Whatever the government says it can and cannot do is not the case. Sure, all government can engage in tyranny. Because government does so does not excuse the exercise of tyranny. There is a limitation to the amount of force the government can use against the rights and liberties of the individual. That's all there is to it. The TSA being a militant arm of the government is thus restricted in how it can act against the rights and liberties of the individual. They cannot engage in aggressive, intrusive searches without evidence or reasonable suspicion. Trying to get on a plane is not reasonable suspicion. The people always have the right to secure themselves, their property, their papers, and their effects from unreasonable search and seizure by the authority. And nothing will EVER change that fact.
I don't think you get the libertarianism thing.
I'm not the one arguing against the rights of the individual and for infinite force being applied to the people by the government. That would be you.

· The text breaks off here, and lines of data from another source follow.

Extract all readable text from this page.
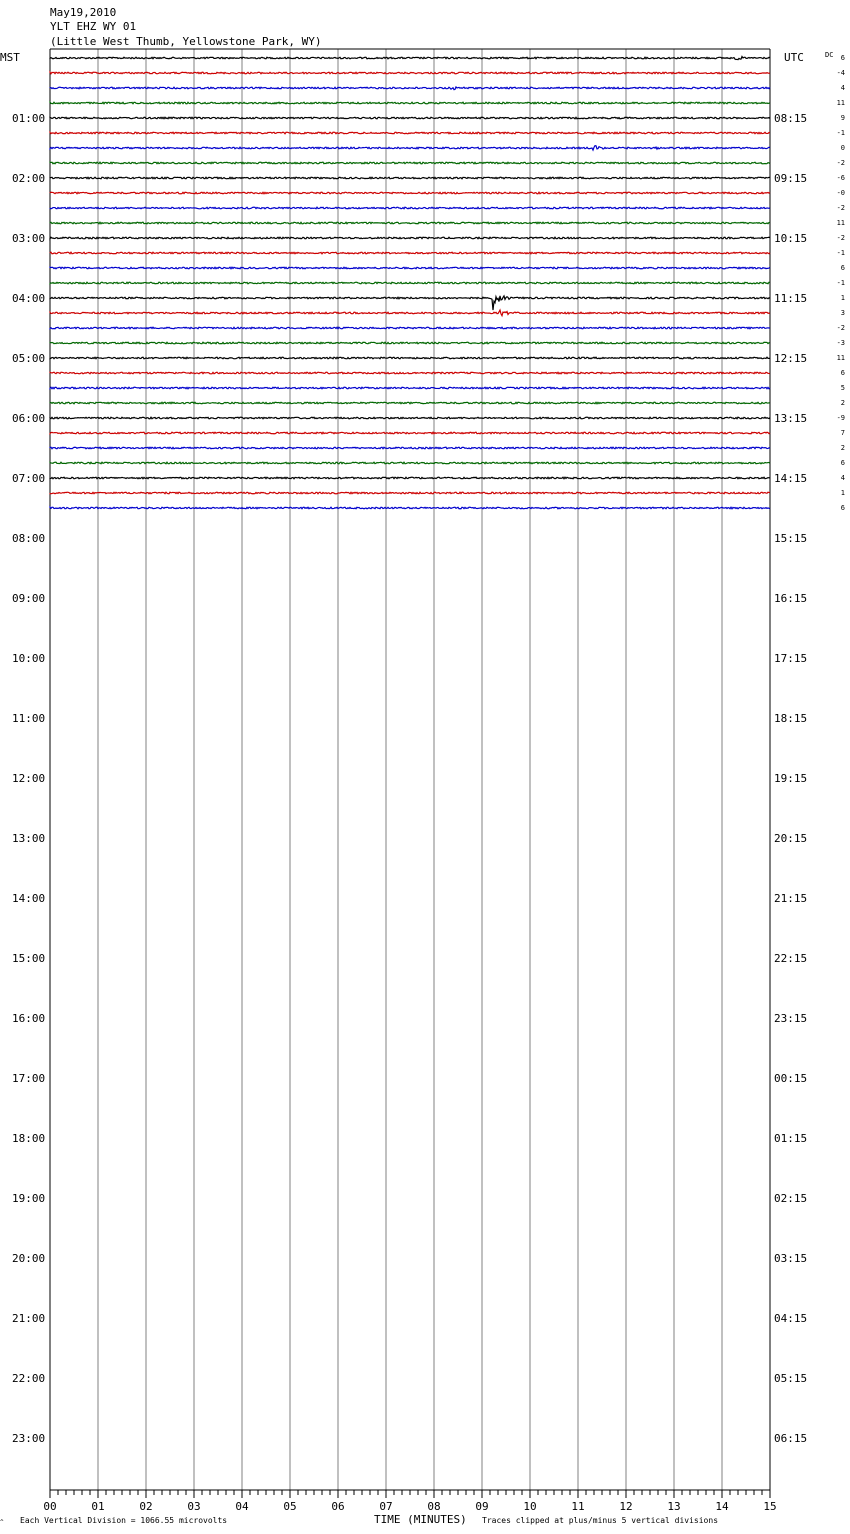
May19,2010
YLT EHZ WY 01
(Little West Thumb, Yellowstone Park, WY)
MST	UTC	DC
01:00
02:00
03:00
04:00
05:00
06:00
07:00
08:00
09:00
10:00
11:00
12:00
13:00
14:00
15:00
16:00
17:00
18:00
19:00
20:00
21:00
22:00
23:00
08:15
09:15
10:15
11:15
12:15
13:15
14:15
15:15
16:15
17:15
18:15
19:15
20:15
21:15
22:15
23:15
00:15
01:15
02:15
03:15
04:15
05:15
06:15
6
-4
4
11
9
-1
0
-2
-6
-0
-2
11
-2
-1
6
-1
1
3
-2
-3
11
6
5
2
-9
7
2
6
4
1
6
00	01	02	03	04	05	06	07	08	09	10	11	12	13	14	15
^ Each Vertical Division = 1066.55 microvolts	TIME (MINUTES) Traces clipped at plus/minus 5 vertical divisions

This is not an issue of statism. I never defended the government's right to impose this restriction on the airlines. That is where a libertarian should be outraged. But once the airline has implemented the body scanner policy, even if the government forced it to do so, the passenger has not claim against the government. There is no standing! There is no rights violation! Learn the law before you spout off about it, please.
There are violations of rights. The Airlines may be forced to accept government intervention; but that doesn't make this unbridled against the people. There are things which cannot be transferred via contract, the airport is public property, the TSA government agency. It's not part of the airline contract to give away all your rights. You can't even give away all your rights. The ticket gets you onto a plane, that's it. The security isn't private, and not controlled by the airlines; but rather subjected upon everyone by the government in an arbitrary manner. That is not a dynamic which should be allowed to exist. There is no reason for the people to be subjected to this treatment; nor is it proper for government to do so.
Read Hartwell, above, and then try to tell me that. At the very least distinguish your point from Hartwell (which you can't do, of course), or else you aren't even making an actual argument.
I am making an actual argument, one from fundamental principle as well. The government is limited. The government is always limited. No contract that you sign can ever remove that, it cannot change that. This is hardwired into the Republic itself. Even if government grows, even if it defines for itself more and more power and uses force to keep it; it does not mean it can rightfully and justly act on its own accord for its own interests particularly at the cost of the rights and liberties of the individual. That's the bottom line.
Wrong again. The government is taking no action against the passengers, the airline is. The government action is against the airline company. That is where the rights violation is, assuming the airline doesn't consent to implementing the TSA regulations.
The captin is not the one frisking me. It is the TSA agent, an agent of the government which is taking that action. If you can't see this, then there is no point because you cannot understand reality.
Do you even read what you write?
Come back and talk to me when you have read some of the relevant law, which you obviously haven't.
Why don't you come back when you can defend your own positions. I've seen several questions you seem to ignore. Additionally, one doesn't have to be a law scholar to understand the basics of the Republic and to adhere to an ideology which pushes the rights of the individual above all else. The fact of the matter is that you want to ignore anything which talks about the rightful action of government in defense of this horrible breach of power by the government.